Voyons le verre à moitié plein : pour ce qui est de l’expression neutre, en revanche, c’est gagné.

Comment ne pas prendre un bébé en photo pour son passeport

Comment ne pas prendre un bébé en photo pour son passeport

Je me retiens de rétorquer à la fonctionnaire que d’abord nous lui soumettons la photo sur laquelle MiniPrincesse ouvre le plus les yeux ET DE LOIN, et qu’en plus j’ai fait de mon mieux debout sur mon lit d’hôpital entre deux visites inopinées.
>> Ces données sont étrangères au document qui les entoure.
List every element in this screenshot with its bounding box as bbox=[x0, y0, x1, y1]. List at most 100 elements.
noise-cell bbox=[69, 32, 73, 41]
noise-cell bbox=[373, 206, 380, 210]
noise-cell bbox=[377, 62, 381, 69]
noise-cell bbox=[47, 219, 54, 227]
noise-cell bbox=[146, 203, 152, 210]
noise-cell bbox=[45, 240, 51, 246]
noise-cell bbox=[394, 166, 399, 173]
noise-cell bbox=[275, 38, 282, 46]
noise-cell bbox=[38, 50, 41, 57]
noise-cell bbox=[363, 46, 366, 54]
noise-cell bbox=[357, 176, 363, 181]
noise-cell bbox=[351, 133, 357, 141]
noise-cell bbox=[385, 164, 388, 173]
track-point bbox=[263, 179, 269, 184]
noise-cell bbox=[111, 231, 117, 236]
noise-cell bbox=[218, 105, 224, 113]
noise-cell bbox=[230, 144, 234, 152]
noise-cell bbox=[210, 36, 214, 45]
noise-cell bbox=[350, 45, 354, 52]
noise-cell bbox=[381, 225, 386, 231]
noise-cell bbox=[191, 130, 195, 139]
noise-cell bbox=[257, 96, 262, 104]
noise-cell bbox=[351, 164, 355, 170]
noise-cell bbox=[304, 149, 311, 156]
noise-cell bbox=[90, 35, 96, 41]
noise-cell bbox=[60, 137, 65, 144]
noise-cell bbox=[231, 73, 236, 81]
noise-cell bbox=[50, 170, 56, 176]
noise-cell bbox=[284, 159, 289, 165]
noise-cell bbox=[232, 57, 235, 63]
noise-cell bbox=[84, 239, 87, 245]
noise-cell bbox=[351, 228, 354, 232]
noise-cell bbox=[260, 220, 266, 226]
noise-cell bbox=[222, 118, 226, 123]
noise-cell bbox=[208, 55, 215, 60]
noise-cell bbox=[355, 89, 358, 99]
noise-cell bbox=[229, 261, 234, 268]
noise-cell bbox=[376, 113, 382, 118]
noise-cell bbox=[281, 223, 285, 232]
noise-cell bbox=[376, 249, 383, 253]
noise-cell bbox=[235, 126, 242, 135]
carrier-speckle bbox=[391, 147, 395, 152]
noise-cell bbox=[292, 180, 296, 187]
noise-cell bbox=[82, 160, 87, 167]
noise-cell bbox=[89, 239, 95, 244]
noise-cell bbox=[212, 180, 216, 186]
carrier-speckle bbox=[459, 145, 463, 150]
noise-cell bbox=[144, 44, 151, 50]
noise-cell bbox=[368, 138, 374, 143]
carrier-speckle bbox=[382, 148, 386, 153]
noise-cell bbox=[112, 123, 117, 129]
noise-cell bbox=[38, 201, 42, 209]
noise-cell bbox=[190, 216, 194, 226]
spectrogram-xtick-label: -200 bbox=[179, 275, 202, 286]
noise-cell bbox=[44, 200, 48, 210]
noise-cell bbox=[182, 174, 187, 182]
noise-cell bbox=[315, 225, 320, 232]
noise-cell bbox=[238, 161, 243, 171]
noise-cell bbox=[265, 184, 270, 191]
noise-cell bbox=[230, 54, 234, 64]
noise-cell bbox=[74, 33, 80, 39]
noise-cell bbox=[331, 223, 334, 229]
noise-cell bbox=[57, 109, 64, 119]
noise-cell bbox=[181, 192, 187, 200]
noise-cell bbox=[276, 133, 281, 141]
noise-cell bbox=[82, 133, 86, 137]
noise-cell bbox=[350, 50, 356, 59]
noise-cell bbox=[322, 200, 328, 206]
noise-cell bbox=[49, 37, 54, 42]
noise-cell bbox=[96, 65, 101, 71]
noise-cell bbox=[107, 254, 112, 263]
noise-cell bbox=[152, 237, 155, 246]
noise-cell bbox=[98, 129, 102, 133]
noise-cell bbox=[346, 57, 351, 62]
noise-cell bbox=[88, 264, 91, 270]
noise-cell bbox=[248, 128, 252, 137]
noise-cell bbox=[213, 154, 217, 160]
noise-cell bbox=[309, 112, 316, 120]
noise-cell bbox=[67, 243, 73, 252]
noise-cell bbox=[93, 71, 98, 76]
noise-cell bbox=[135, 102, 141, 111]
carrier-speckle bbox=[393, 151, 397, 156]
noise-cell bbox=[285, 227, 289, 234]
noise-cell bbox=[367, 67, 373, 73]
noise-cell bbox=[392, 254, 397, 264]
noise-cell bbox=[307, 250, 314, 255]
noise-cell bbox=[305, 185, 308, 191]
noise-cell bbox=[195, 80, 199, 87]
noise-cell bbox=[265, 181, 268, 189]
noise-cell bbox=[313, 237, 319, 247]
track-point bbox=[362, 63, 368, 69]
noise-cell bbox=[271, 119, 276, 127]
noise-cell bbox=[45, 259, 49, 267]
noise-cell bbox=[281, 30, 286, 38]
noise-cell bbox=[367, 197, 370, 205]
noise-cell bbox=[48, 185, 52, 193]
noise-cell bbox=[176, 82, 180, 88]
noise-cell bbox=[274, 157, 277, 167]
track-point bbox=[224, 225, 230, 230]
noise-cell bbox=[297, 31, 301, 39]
A la place, j’inspire un grand coup et mens avec aplomb :

– Oui, oui, la photo a bien été prise par un photographe.

Je ne pousse pas le vice jusqu’à demander pourquoi elle ose nous poser la question.

L’employée de mairie lève un instant les yeux de son écran en gras et en rouge. Ce n’est sans doute pas tous les jours que le commun des mortels ment à un employé de la fonction publique. L’espace d’un instant, je me demande même si je ne viens pas de commettre un crime. Enfin, un délit. Enfin, quelque chose de pas bien.

MiniPrincesse choisit opportunément son moment pour se réveiller (oui, l’enfant doit être présent lors de la demande de passeport, et ce même s’il fait 40 degrés dans le service d’état civil et que l’enfant ne sait pas encore tenir sa tête), ouvrant ainsi les yeux pour prouver à l’Etat la dame qu’elle a bien les yeux bleus et qu’il ne s’agit pas d’une invention de ses parents. L’instant d’après, avec tout autant de sens du timing, elle se met à hurler. L’employée de mairie esquisse une moue, nous observe longuement, et appuie ensuite plusieurs fois avec obstination sur la touche ENTREE de son clavier.

Je mets quelques instants à comprendre qu’elle vient de forcer l’Etat le système informatique à accepter notre photo clairement défaillante.

Quelques minutes s’écoulent dans un silence respectueux (de notre part) et maussade (de sa part).

Puis, enfin :

– Le passeport de votre fille sera prêt d’ici une huitaine de jours.

Ouf. Pile pour la fin du congé paternité de Prince. Vive l’Etat civil. Vive la République. Vive la France.

« Enfin… », reprend-elle, « … si votre photo est acceptée par la préfecture. »

A bien y réfléchir, je me demande comment il se fait qu’on ne se soit fait retoquer que sur cinq points.